Between the Known and Unknown is a two-person exhibition featuring new paintings by Shar Coulson and Richard Berman. Both artists work in abstraction driven by color-- Shar Coulson through lush interpretations of the natural world; Richard Berman through formal color fields with contemplative geometries and subtle tonal shifts. Both artists also create work that invites the viewer into an experience of mystery-- to slow down and allow the language of the paintings to gradually reveal itself.
Shar Coulson is known for her verdant, natural dreamscapes with organic forms reminiscent of active bodies of water, soaring cliffs, animals in motion, and dynamic atmospheric conditions. Coulson uses intuitive and gestural line work and organic forms composed of a sophisticated and daring palette. Her work at once demands and defies interpretation-- though the process of discovering/imagining organisms and landscapes in the paintings is one of the great pleasures of viewing a Shar Coulson canvas. Coulson’s work is informed by both her classical training in figurative realism, as well as her successful first career as a graphic designer and executive creative director. Coulson lives and works in Chicago, Illinois. Her paintings are exhibited both nationally and internationally.
For this series, Shar Coulson explores the numinous gap between the literal representation of nature and her intuitive understanding of nature. “I think of each painting as a visual poem,” Coulson writes, “inspired by the space between the wind and the water, the fauna and the flora.” The paintings encourage contemplation and curiosity-- they bypass the natural tendency toward quick categorization, and instead open up into more questions and a sense of mystery.

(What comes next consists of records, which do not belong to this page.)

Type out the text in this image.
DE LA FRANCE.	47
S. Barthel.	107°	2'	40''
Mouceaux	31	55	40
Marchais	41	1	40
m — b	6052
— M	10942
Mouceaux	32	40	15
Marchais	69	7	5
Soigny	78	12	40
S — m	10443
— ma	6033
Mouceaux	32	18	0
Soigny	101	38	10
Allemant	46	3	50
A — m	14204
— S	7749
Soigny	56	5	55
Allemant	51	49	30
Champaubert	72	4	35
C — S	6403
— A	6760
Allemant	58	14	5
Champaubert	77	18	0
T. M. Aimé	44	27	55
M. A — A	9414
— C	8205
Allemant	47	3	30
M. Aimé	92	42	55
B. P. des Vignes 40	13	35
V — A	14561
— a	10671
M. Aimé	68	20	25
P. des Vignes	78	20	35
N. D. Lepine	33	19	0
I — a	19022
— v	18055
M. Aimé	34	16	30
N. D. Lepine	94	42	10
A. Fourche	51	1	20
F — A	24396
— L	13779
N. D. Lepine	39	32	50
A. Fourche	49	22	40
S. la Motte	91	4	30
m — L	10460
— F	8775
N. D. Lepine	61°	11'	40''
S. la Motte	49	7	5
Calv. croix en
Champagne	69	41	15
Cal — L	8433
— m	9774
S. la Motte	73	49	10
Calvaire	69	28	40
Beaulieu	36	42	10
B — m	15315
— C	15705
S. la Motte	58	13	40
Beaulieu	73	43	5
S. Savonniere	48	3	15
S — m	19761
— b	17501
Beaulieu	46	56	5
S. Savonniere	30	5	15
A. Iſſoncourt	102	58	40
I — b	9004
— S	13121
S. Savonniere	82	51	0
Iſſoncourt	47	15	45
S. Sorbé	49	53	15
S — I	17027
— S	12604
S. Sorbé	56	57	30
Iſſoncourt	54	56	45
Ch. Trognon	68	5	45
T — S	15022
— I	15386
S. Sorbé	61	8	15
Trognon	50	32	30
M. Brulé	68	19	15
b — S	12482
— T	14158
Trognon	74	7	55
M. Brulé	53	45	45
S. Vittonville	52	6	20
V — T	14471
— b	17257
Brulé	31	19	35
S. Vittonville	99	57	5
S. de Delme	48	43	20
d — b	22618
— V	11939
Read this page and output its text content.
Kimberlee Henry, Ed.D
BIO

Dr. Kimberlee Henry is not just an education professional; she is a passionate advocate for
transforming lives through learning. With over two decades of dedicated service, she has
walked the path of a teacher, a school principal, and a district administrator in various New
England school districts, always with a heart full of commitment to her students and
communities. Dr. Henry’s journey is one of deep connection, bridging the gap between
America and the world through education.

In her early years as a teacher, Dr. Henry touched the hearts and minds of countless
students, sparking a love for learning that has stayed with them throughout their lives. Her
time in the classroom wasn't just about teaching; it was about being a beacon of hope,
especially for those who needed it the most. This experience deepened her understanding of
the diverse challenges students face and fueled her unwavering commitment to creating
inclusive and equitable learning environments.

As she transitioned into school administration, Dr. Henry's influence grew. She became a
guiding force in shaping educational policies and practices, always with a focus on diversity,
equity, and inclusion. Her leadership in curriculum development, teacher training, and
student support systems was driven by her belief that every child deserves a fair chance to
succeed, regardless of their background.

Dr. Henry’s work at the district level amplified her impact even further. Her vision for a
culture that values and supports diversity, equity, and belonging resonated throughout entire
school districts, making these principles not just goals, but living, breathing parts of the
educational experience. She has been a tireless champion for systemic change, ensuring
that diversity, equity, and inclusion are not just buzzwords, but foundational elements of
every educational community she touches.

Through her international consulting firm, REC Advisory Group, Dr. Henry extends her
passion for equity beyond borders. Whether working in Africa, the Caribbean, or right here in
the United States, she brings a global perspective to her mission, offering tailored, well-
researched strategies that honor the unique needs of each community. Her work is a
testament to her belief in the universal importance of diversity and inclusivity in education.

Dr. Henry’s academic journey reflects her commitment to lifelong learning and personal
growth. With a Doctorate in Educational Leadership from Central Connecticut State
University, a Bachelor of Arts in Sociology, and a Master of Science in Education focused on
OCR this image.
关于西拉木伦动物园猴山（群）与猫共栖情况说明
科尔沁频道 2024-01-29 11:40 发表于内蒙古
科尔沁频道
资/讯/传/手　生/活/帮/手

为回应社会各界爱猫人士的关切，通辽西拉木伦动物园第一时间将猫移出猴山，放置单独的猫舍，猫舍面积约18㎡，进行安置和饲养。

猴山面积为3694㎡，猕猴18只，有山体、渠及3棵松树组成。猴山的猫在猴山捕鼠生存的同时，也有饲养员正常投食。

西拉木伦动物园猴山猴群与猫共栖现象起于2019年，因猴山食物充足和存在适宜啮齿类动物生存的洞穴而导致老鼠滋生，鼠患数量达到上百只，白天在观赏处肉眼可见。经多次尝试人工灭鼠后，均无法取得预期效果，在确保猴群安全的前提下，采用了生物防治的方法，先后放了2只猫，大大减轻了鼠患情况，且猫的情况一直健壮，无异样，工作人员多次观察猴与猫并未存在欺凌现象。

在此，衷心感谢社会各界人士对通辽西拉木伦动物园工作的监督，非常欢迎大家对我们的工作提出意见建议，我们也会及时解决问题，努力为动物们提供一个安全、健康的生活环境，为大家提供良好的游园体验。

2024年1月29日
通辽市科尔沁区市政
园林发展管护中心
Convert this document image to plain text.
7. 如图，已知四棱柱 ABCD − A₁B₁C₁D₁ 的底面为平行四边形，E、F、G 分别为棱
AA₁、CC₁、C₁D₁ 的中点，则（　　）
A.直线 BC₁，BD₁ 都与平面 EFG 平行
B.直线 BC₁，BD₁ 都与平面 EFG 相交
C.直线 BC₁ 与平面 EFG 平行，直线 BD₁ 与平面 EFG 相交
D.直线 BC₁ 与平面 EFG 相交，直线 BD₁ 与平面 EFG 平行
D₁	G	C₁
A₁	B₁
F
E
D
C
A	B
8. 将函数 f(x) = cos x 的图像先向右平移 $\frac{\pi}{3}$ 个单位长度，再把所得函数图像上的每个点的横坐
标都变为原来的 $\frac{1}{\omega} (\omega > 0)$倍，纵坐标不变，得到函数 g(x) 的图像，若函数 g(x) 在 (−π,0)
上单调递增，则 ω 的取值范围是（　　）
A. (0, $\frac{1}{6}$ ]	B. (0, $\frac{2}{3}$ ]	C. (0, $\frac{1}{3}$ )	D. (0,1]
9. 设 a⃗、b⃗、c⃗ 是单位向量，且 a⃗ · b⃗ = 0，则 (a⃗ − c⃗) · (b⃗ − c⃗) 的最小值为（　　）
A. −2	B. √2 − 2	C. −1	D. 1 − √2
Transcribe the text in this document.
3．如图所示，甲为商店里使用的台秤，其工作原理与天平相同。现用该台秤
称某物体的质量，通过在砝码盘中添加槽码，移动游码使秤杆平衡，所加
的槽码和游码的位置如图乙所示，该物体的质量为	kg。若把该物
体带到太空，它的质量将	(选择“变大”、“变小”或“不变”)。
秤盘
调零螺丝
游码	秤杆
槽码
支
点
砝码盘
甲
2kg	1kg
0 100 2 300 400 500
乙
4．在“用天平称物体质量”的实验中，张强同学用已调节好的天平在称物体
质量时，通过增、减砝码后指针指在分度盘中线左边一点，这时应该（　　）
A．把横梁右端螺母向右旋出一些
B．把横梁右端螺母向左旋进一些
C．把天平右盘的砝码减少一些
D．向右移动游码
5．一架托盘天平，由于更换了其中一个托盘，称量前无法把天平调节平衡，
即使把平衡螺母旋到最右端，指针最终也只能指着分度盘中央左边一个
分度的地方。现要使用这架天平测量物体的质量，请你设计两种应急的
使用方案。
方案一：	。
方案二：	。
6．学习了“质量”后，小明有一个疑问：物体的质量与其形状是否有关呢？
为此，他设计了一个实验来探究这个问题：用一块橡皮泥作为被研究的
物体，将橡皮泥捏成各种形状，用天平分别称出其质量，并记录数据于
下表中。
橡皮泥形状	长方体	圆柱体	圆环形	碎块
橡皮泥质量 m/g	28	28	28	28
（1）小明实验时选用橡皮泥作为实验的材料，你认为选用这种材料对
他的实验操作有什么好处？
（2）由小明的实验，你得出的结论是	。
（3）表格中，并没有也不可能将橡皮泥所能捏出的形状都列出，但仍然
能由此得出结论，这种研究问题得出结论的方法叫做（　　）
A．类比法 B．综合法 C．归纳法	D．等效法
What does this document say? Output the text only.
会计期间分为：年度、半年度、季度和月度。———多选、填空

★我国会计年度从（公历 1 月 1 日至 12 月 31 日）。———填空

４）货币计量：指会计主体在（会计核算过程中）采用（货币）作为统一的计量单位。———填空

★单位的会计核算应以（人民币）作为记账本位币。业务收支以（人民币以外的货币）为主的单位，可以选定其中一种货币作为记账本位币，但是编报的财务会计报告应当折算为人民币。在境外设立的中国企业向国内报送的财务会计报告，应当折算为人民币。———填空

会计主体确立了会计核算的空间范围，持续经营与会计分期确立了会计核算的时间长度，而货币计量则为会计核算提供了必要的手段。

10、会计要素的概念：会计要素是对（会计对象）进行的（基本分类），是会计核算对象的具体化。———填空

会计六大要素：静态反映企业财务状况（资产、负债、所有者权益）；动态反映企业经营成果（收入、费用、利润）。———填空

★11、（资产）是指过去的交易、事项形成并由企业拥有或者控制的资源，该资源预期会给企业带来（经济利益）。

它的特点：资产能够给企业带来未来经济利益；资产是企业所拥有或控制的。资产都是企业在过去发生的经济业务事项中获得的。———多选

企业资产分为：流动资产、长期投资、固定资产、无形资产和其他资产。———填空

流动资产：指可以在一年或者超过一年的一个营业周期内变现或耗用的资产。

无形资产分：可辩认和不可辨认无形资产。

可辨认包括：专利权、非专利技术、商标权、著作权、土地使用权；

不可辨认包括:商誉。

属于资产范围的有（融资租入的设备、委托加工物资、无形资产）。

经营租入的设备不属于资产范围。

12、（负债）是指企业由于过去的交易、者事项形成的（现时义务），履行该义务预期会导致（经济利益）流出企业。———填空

Richard Berman is known for his refined and subtle color field paintings. He paints spare panels with formal, graphic compositions of complex visual depth. The paintings are slow to reveal their form, with nuanced tonal shifts that gently direct the eye through the compositions. The colors are frequently so close in tone and value they seem nearly monochromatic, but upon closer inspection reveal layers of subtlety and movement. Berman was raised in New York but settled in New Mexico where he has maintained a studio practice since 1993. Early on, Berman attended the Music and Art High School in New York City, then the Pratt Institute in Brooklyn, and worked for The Metropolitan Museum of Art in New York City. His work is featured in collections across the nation.
In this exhibition, Berman continues his exploration of mystery. The paintings open up slowly over time, inviting viewers to discover their own way into the quiet language of the work. “My ‘subject’ is mystery,” Berman says, really the paintings have “no subject, no object, no story, no theme.” But with their understated enigmatic motion: their color, nuance, and depth-- the paintings ask questions of the viewer and offer opportunity for inquiry.